Récits d'un pèlerin russe

Publié le : 01/06/2010 23:00:00
Catégories : Philosophie

lunenoire

Probablement rédigés vers 1865 par un religieux à partir des récits d’un homme rencontré au mont Athos, les « Récits d’un pèlerin russe » sont un des plus grands textes mystiques récents. Il s’agit des notes de voyage d’un voyageur mystique, parcourant la Russie entre 1856 et 1861.

Le pèlerin parcourt la Russie des Tsars. Au début du récit, il a, dans son sac, « une Bible, du pain et c’est tout ». Infirme (un bras atrophié), il ne peut travailler de ses mains. Certains détails permettent de déduire que notre homme est un hésychaste – le disciple d’une école qui veut, par le calme, l’ascèse et le silence, parvenir à la parfaite contemplation, et puis à travers elle, retrouver en l’homme la ressemblance divine. Il s’agit d’abolir le péché.

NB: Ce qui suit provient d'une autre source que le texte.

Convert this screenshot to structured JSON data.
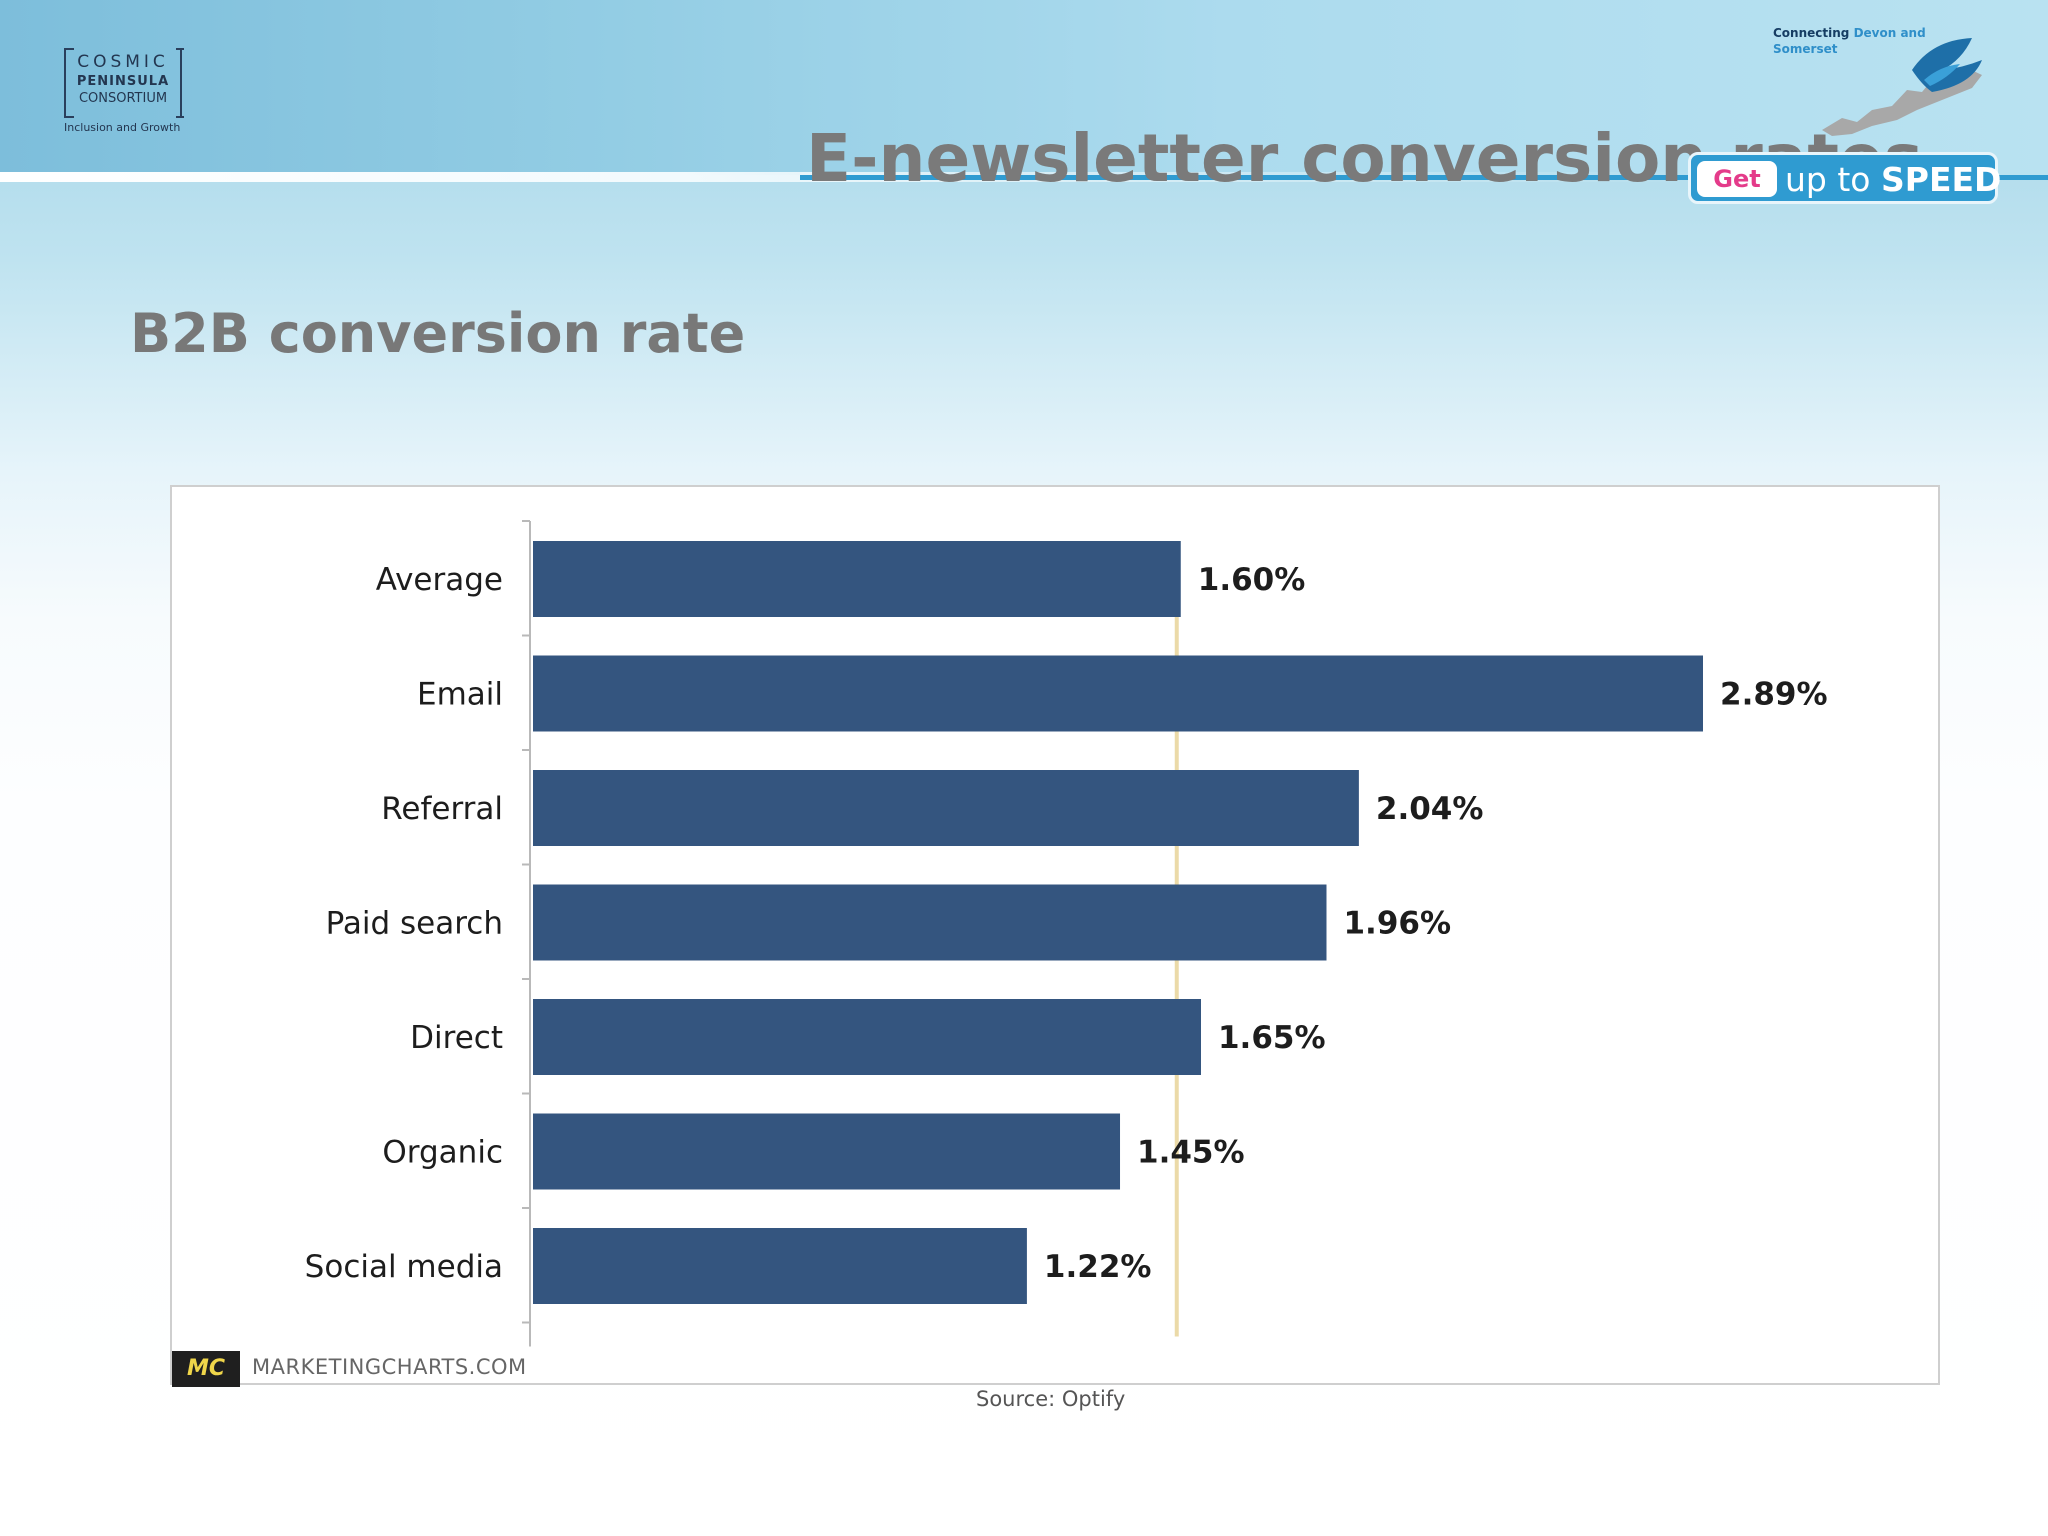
{
  "header": {
    "logo": {
      "line1": "COSMIC",
      "line2": "PENINSULA",
      "line3": "CONSORTIUM",
      "tagline": "Inclusion and Growth"
    },
    "title": "E-newsletter conversion rates",
    "brand": {
      "connecting": "Connecting",
      "regions": "Devon and Somerset",
      "get": "Get",
      "up_to": "up to",
      "speed": "SPEED"
    }
  },
  "subtitle": "B2B conversion rate",
  "chart_footer": {
    "mc_badge": "MC",
    "site": "MARKETINGCHARTS.COM",
    "source": "Source: Optify"
  },
  "colors": {
    "bar": "#34557f",
    "reference_line": "#e8d49a",
    "title_gray": "#7a7a7a",
    "accent_blue": "#2f9bd1"
  },
  "chart_data": {
    "type": "bar",
    "orientation": "horizontal",
    "categories": [
      "Average",
      "Email",
      "Referral",
      "Paid search",
      "Direct",
      "Organic",
      "Social media"
    ],
    "values": [
      1.6,
      2.89,
      2.04,
      1.96,
      1.65,
      1.45,
      1.22
    ],
    "data_labels": [
      "1.60%",
      "2.89%",
      "2.04%",
      "1.96%",
      "1.65%",
      "1.45%",
      "1.22%"
    ],
    "reference_line": {
      "value": 1.6
    },
    "xlim": [
      0,
      2.89
    ],
    "grid": false,
    "legend": "none"
  }
}
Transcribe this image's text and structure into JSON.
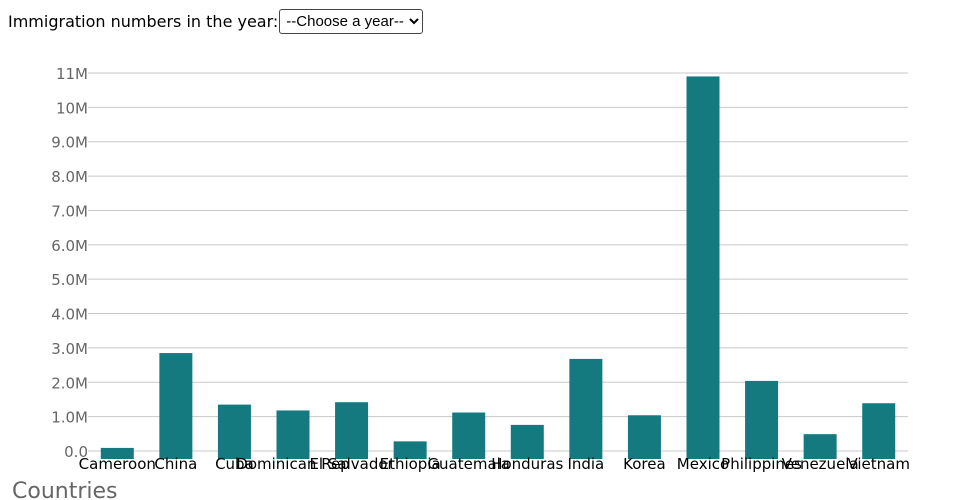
{
  "controls": {
    "label": "Immigration numbers in the year:",
    "select_value": "--Choose a year--"
  },
  "colors": {
    "bar": "#147a80",
    "grid": "#c8c8c8"
  },
  "chart_data": {
    "type": "bar",
    "title": "",
    "xlabel": "Countries",
    "ylabel": "",
    "categories": [
      "Cameroon",
      "China",
      "Cuba",
      "Dominican Rep",
      "El Salvador",
      "Ethiopia",
      "Guatemala",
      "Honduras",
      "India",
      "Korea",
      "Mexico",
      "Philippines",
      "Venezuela",
      "Vietnam"
    ],
    "values": [
      90000,
      2850000,
      1350000,
      1180000,
      1420000,
      280000,
      1120000,
      760000,
      2680000,
      1040000,
      10900000,
      2040000,
      490000,
      1390000
    ],
    "ylim": [
      0,
      11000000
    ],
    "yticks": [
      "0.0",
      "1.0M",
      "2.0M",
      "3.0M",
      "4.0M",
      "5.0M",
      "6.0M",
      "7.0M",
      "8.0M",
      "9.0M",
      "10M",
      "11M"
    ],
    "grid": true
  }
}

Le pèlerin vit dans le dénuement le plus absolu. Il n’a, littéralement, pas une pierre pour poser sa tête. Il marche, et prie – c’est tout. Où va-t-il ? On ne le sait. Peut-être n’a-t-il pas de destination précise. Et s’il en a une, elle est sans importance. Il marche vers la Jérusalem céleste, son voyage est intérieur. S’il regarde autour de lui, c’est uniquement pour voir la Création, progressivement, remonter de la Chute vers le Salut, par la Grâce.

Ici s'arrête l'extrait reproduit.